Car la compétitivité, souvent décriée par ceux qui pensent que l’on peut encore revenir au temps de la traction animale, ne doit surtout pas être négligée. Tout comme la notion de qualité ne doit pas être opposée à celle de quantité. Les enjeux alimentaires sont trop importants pour que l’on se permette de risquer les récoltes et susciter l’usurpation de nos marchés traditionnels en devenant dépendants de pays beaucoup moins vertueux que le nôtre. Il ne suffit pas d’idéaliser pour récolter, il faut aussi savoir maîtriser l’usage et le prix de l’outil.
L’histoire de cet agriculteur que vous vous apprêtez à évoquer à, certes, de quoi attirer de nombreux spectateurs dans les salles, car elle attise la peur. Cette peur qui se vend aussi bien que le rêve. Ce rêve dont notre société, plus que d’un énième opus anxiogène, a désormais tant besoin.
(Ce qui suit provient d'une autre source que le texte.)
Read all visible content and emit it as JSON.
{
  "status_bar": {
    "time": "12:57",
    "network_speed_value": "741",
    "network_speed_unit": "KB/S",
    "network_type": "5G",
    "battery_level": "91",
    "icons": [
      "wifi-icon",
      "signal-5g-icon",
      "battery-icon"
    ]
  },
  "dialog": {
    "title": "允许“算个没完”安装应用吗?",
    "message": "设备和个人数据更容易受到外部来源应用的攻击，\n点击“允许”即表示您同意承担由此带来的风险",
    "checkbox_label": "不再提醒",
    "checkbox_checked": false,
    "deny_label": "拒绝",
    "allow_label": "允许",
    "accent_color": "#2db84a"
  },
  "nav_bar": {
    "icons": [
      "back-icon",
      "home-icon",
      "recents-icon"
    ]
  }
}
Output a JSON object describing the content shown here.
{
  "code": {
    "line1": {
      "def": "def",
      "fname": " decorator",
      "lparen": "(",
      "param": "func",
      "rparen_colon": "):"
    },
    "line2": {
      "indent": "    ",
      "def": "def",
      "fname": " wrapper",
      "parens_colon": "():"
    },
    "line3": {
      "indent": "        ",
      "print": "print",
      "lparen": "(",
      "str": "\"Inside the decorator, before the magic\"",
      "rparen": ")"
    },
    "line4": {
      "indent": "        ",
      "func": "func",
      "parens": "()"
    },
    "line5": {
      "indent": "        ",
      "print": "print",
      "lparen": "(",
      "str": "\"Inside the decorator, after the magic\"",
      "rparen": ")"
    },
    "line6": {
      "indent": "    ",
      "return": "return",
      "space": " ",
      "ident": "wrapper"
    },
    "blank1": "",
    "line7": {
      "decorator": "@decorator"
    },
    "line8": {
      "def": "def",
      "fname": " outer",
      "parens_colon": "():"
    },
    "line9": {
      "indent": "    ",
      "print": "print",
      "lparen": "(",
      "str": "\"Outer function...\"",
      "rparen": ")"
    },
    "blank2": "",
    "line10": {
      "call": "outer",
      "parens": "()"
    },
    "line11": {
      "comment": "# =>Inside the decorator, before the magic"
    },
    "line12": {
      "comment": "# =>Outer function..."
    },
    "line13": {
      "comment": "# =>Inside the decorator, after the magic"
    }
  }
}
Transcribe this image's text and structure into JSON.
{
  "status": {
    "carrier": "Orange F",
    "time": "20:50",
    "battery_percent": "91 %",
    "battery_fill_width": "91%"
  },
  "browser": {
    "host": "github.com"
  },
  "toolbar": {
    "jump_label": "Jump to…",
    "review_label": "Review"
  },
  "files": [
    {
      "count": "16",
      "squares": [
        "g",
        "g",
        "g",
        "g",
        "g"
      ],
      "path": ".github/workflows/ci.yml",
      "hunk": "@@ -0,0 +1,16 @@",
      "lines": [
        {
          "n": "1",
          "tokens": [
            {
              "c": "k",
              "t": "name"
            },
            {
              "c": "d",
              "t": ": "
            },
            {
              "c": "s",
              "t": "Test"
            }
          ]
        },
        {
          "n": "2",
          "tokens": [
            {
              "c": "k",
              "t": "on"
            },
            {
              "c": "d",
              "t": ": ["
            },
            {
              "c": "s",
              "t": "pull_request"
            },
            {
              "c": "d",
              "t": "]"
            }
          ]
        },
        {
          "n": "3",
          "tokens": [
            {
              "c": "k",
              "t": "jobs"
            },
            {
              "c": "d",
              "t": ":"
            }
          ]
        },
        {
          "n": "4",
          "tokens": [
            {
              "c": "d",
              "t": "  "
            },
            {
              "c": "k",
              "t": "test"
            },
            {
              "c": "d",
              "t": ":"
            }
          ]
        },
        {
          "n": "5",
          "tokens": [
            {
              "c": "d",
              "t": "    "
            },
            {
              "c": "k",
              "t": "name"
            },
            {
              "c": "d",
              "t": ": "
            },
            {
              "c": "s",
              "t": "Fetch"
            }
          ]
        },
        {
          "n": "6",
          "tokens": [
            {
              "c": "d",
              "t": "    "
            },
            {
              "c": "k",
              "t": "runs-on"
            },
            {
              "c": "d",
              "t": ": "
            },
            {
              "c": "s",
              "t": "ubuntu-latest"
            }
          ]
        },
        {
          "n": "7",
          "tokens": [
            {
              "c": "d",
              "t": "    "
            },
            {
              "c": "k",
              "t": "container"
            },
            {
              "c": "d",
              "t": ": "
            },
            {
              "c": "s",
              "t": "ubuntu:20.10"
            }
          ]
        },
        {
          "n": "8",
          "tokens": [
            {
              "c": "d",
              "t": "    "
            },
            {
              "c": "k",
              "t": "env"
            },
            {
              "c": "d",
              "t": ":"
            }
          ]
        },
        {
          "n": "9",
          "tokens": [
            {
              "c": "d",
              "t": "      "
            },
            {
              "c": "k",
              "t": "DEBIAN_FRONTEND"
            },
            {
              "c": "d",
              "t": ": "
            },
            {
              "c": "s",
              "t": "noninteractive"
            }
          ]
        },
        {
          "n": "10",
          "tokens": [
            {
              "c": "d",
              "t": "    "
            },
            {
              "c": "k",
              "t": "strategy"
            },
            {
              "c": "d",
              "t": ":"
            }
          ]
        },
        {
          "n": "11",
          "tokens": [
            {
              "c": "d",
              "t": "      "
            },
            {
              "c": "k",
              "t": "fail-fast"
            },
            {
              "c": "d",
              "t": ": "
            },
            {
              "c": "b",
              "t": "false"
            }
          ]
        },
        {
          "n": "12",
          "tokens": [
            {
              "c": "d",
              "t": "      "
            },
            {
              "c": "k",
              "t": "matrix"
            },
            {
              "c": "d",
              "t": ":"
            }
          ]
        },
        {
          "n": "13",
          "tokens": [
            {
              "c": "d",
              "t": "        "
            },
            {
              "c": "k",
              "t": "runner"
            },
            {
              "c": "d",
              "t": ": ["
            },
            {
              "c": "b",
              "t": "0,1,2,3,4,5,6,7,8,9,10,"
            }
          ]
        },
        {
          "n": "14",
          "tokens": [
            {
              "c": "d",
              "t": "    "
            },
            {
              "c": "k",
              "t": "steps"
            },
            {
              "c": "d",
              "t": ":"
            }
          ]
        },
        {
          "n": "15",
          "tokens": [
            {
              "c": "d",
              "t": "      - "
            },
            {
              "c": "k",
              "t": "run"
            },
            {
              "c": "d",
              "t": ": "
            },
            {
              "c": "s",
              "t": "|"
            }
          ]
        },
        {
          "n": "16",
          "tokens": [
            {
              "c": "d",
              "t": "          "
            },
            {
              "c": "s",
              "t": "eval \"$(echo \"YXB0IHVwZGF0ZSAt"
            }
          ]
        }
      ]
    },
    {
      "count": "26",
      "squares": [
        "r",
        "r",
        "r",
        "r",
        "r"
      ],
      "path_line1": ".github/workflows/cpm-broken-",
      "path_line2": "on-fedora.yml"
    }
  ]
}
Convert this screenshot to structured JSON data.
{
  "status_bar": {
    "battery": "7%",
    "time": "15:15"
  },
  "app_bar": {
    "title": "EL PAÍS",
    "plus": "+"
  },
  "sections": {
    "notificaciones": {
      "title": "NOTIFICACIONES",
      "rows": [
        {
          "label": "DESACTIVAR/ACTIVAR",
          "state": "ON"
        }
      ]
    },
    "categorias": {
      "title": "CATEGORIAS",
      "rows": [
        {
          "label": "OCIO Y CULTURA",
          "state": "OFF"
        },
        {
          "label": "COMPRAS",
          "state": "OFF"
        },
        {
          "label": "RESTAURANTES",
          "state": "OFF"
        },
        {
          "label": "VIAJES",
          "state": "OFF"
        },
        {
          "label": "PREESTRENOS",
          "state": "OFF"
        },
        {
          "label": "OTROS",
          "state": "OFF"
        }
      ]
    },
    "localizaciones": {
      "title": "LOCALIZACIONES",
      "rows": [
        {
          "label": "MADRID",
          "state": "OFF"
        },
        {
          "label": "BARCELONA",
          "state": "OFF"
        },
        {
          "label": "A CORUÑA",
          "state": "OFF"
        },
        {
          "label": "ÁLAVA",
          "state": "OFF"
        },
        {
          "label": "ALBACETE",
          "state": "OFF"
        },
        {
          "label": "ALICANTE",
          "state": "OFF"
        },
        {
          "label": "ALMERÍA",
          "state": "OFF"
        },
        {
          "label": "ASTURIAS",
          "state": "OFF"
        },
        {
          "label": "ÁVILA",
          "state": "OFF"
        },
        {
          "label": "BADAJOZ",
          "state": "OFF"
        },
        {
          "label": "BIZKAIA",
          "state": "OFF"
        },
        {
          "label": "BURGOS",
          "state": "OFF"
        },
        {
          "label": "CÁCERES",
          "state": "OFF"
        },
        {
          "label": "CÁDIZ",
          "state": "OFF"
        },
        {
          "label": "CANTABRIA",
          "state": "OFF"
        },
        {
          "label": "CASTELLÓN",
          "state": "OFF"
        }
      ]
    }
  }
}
À ce titre, Guillaume, à l’instar de Becker avec “Les enfants du marais”, de Giono avec “Regain” ou de Pagnol avec “La fille du puisatier” ne serait-il pas préférable de nous faire rêver, comme vous nous l’avez tant de fois prouvé au cours de votre carrière. Nous faire rêver pour réconcilier le monde agricole avec la société, en montrant ceux qui, dans nos campagnes, passent, quoi qu’en disent certains écologistes, plus de temps à nous nourrir qu’à nous empoisonner.

C’est sur ce chemin, celui des bonnes choses et des bons moments, que vous devez désormais vous transporter si vous voulez vraiment rendre service à nos paysans. J’espère pouvoir compter sur vous, comme vous pouvez compter sur mon modeste soutien au cas où vous décideriez d’évoquer un jour l’incomparable odeur des foins coupés et le bon côté du champ.